Deep In The Game, our attempt to dig through the internet to find the gems and ask them what they think of Enda Kenny, continues as we interview Oireachtas Retort, Twitter’s answer to the entire corpus of Irish current affairs media coverage.
Can you explain Oireachtas Retort to people who might not know?
Started as a pun and snowballed from there. Regular news and jokes you might not find in the paper.
Why do it? Is it directly because of the type of stuff you DO find in the paper?
Sometimes. We usually hear about breaking news but Twitter is at day-to-day best when people are picking up the slack and filling in holes. RTÉ Current Affairs for example have serious problems outlining the full background of their guests or letting comments go unchecked. On Primetime last month, the topic of nuclear power centred on a report which claimed negligible effect on Ireland in the event of problems at Sellafield. Only on Twitter was it known that no more then single page of this report was ever made available to the public. Broadcasting’s responsibility stops at getting a fifteen minute adversarial slot, so it’s important that many others chip in.

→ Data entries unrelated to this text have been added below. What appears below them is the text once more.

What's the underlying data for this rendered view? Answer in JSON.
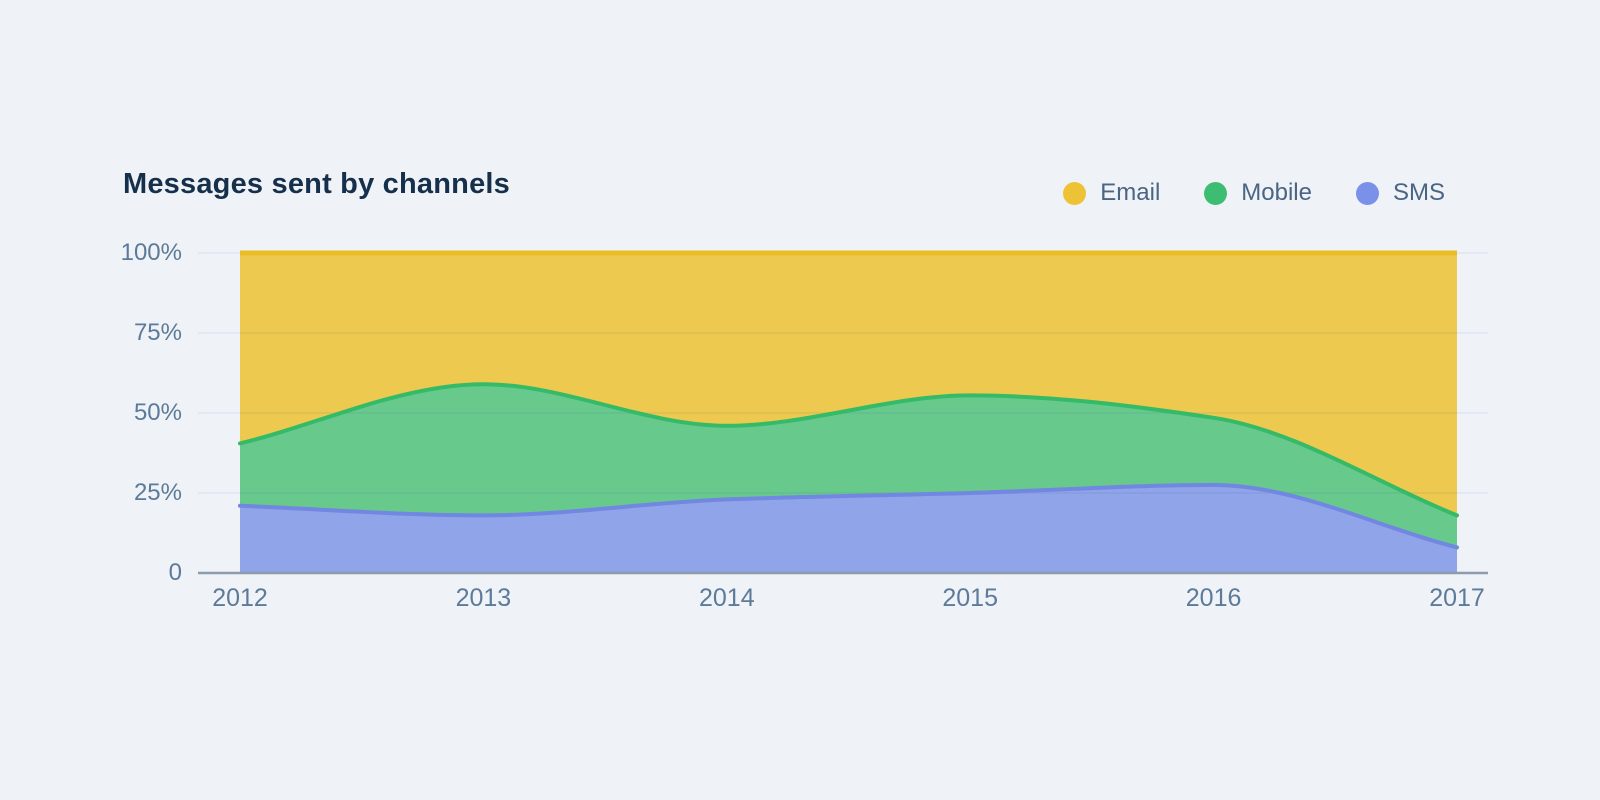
{
  "page": {
    "background": "#EFF3F8"
  },
  "header": {
    "title": "Messages sent by channels",
    "title_color": "#16304C"
  },
  "legend": {
    "position": "top-right",
    "items": [
      {
        "label": "Email",
        "color": "#EDC335"
      },
      {
        "label": "Mobile",
        "color": "#3DBD71"
      },
      {
        "label": "SMS",
        "color": "#7B90E8"
      }
    ],
    "label_color": "#4A6483"
  },
  "chart_data": {
    "type": "area",
    "stacking": "percent",
    "curve": "smooth",
    "title": "Messages sent by channels",
    "x": [
      2012,
      2013,
      2014,
      2015,
      2016,
      2017
    ],
    "x_tick_labels": [
      "2012",
      "2013",
      "2014",
      "2015",
      "2016",
      "2017"
    ],
    "series": [
      {
        "name": "SMS",
        "values": [
          21,
          18,
          23,
          25,
          27.5,
          8
        ],
        "fill": "#8FA4E9",
        "stroke": "#7287E1"
      },
      {
        "name": "Mobile",
        "values": [
          19.5,
          41,
          23,
          30.5,
          21,
          10
        ],
        "fill": "#68C98D",
        "stroke": "#35BA68"
      },
      {
        "name": "Email",
        "values": [
          59.5,
          41,
          54,
          44.5,
          51.5,
          82
        ],
        "fill": "#EDCA4F",
        "stroke": "#E9BD25"
      }
    ],
    "stack_order_bottom_to_top": [
      "SMS",
      "Mobile",
      "Email"
    ],
    "stacked_tops_pct": {
      "sms_top": [
        21,
        18,
        23,
        25,
        27.5,
        8
      ],
      "mobile_top": [
        40.5,
        59,
        46,
        55.5,
        48.5,
        18
      ],
      "email_top": [
        100,
        100,
        100,
        100,
        100,
        100
      ]
    },
    "ylim": [
      0,
      100
    ],
    "y_tick_values": [
      100,
      75,
      50,
      25,
      0
    ],
    "y_tick_labels": [
      "100%",
      "75%",
      "50%",
      "25%",
      "0"
    ],
    "grid": true,
    "legend_position": "top-right",
    "axis_color": "#8C9CAD",
    "grid_color": "#E3E9F2",
    "tick_label_color": "#5C7A99"
  }
}
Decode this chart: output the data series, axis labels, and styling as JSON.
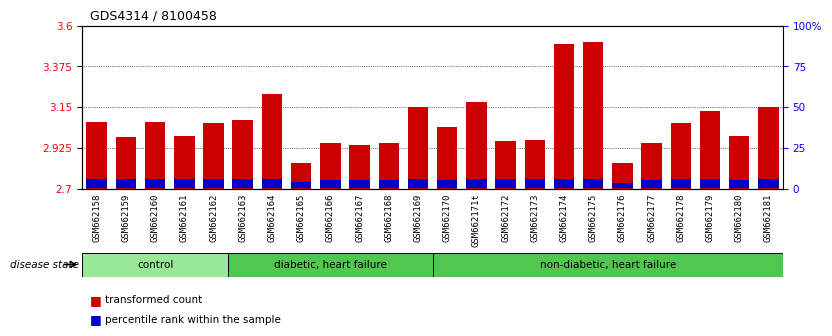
{
  "title": "GDS4314 / 8100458",
  "samples": [
    "GSM662158",
    "GSM662159",
    "GSM662160",
    "GSM662161",
    "GSM662162",
    "GSM662163",
    "GSM662164",
    "GSM662165",
    "GSM662166",
    "GSM662167",
    "GSM662168",
    "GSM662169",
    "GSM662170",
    "GSM662171t",
    "GSM662172",
    "GSM662173",
    "GSM662174",
    "GSM662175",
    "GSM662176",
    "GSM662177",
    "GSM662178",
    "GSM662179",
    "GSM662180",
    "GSM662181"
  ],
  "red_values": [
    3.065,
    2.985,
    3.07,
    2.99,
    3.06,
    3.08,
    3.22,
    2.84,
    2.95,
    2.94,
    2.95,
    3.15,
    3.04,
    3.18,
    2.96,
    2.97,
    3.5,
    3.51,
    2.84,
    2.95,
    3.06,
    3.13,
    2.99,
    3.15
  ],
  "blue_values": [
    0.045,
    0.045,
    0.045,
    0.045,
    0.045,
    0.045,
    0.045,
    0.03,
    0.04,
    0.04,
    0.04,
    0.045,
    0.04,
    0.045,
    0.045,
    0.045,
    0.045,
    0.045,
    0.025,
    0.04,
    0.045,
    0.045,
    0.04,
    0.045
  ],
  "groups": [
    {
      "label": "control",
      "start": 0,
      "end": 5,
      "color": "#98E898"
    },
    {
      "label": "diabetic, heart failure",
      "start": 5,
      "end": 12,
      "color": "#50C850"
    },
    {
      "label": "non-diabetic, heart failure",
      "start": 12,
      "end": 24,
      "color": "#50C850"
    }
  ],
  "ylim_left": [
    2.7,
    3.6
  ],
  "yticks_left": [
    2.7,
    2.925,
    3.15,
    3.375,
    3.6
  ],
  "ytick_labels_left": [
    "2.7",
    "2.925",
    "3.15",
    "3.375",
    "3.6"
  ],
  "ylim_right": [
    0,
    100
  ],
  "yticks_right": [
    0,
    25,
    50,
    75,
    100
  ],
  "ytick_labels_right": [
    "0",
    "25",
    "50",
    "75",
    "100%"
  ],
  "bar_color": "#CC0000",
  "blue_color": "#0000CC",
  "tick_bg_color": "#C8C8C8",
  "disease_state_label": "disease state",
  "legend_items": [
    {
      "label": "transformed count",
      "color": "#CC0000"
    },
    {
      "label": "percentile rank within the sample",
      "color": "#0000CC"
    }
  ]
}
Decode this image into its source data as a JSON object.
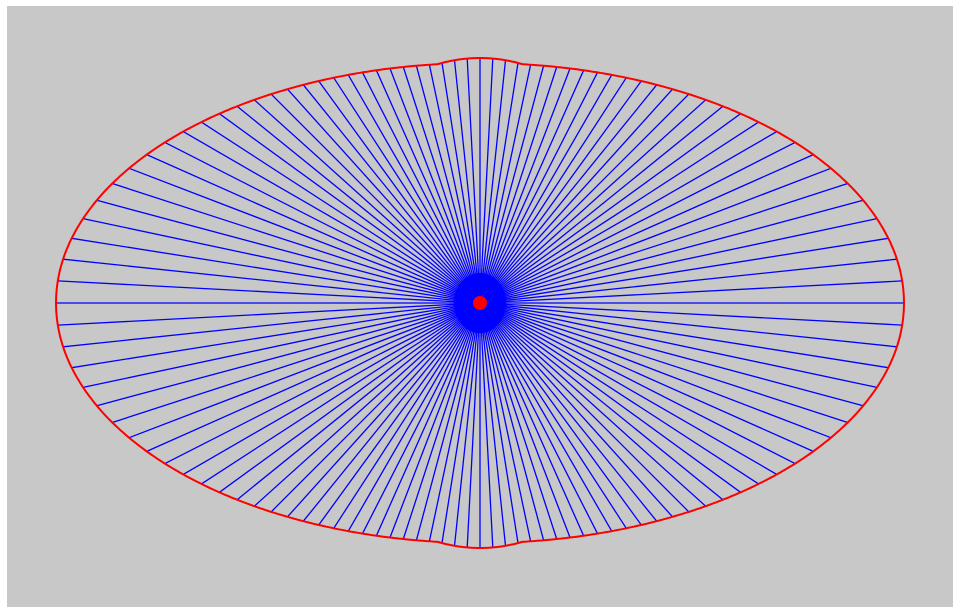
{
  "diagram": {
    "type": "radial-ray-fan",
    "description_visible_text": "",
    "colors": {
      "page_background": "#ffffff",
      "canvas_background": "#c8c8c8",
      "ray_color": "#0000ff",
      "outline_color": "#ff0000",
      "center_marker_color": "#ff0000"
    },
    "ray_count": 120,
    "shape": "ellipse-with-top-and-bottom-bulges"
  }
}
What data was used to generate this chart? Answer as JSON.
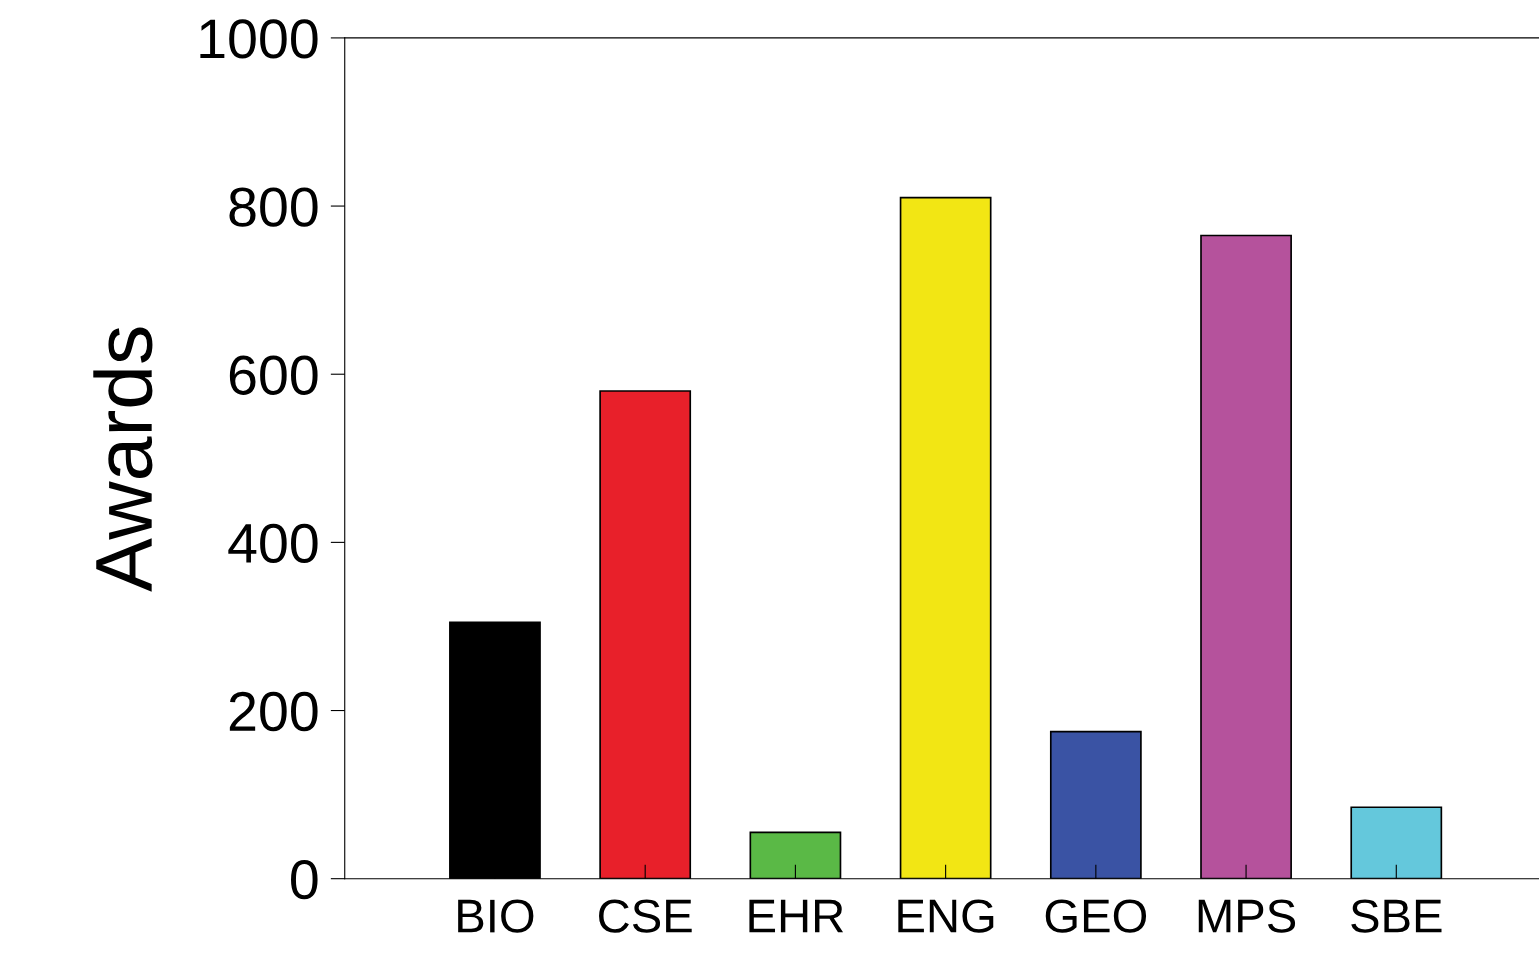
{
  "chart_data": {
    "type": "bar",
    "ylabel": "Awards",
    "categories": [
      "BIO",
      "CSE",
      "EHR",
      "ENG",
      "GEO",
      "MPS",
      "SBE"
    ],
    "values": [
      305,
      580,
      55,
      810,
      175,
      765,
      85
    ],
    "colors": [
      "#000000",
      "#e8202a",
      "#5ab946",
      "#f2e614",
      "#3a53a4",
      "#b5529c",
      "#64c8dc"
    ],
    "ylim": [
      0,
      1000
    ],
    "yticks": [
      0,
      200,
      400,
      600,
      800,
      1000
    ],
    "grid": false,
    "legend": false
  }
}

What do you think it’s doing to traditional media to have people on Twitter without a commercial interest in telling the story (not to say they don’t have an ideological one)?
Good for everyone I think. It must be tough trying to separate a rapidly changing business from genuine economic collapse, but things are worse than I thought people are still put out by some smartarse on twitter.
Why anonymity?
Why not? There was no plan originally but letting OR be OR rather then a personal account has been asset as time went on. Anonymity has taken a bashing as more people piled online but people make careers out of irl bullying.
I get the impression you consume a huge amount of Irish politics whether on TV or elsewhere – what’s a day like for you?
I try catch everything and spend too much time with the Oireachtas stream playing in the background. Only this week I found you can dial a number and have proceedings played down the line, though I’ve yet to be that stuck. As it stands most people get a couple hundred words on Leaders Questions and the entire day edited for broadcast at ten to one at night. Most of it is terrible to be honest, but there is lots of useful stuff that never filters out. This week we have people out to save the Seanad who probably couldn’t tell what happened there two weeks ago. All feeds into the awful politics we have when people are either in the dark or only ever see the very worst. Last year when we had the SOPA thing there was a big spike in interest. Catherine Murphy I think had private member’s time and once the other side of debate was heard, Sean Sherlock as good as told people to get stuffed. Brought the futility of the Dáil into focus but I felt it was particularly damaging for a lot of people who would be engaged for the first time. Pure contempt.
It’s traditional at this point to do a quick ‘give your one-line opinion on this person’ thing?
Shoot.
Vincent Browne.
Preferred his earlier stuff.
Caroline Simons.
lol
Fionnan Sheahan.
Independent Newspapers.
Pope Francis.
Does it matter?
Removed any excuse the Press might have had.
Who?
Finally, Enda Kenny.
Ireland’s number one abortion promoter.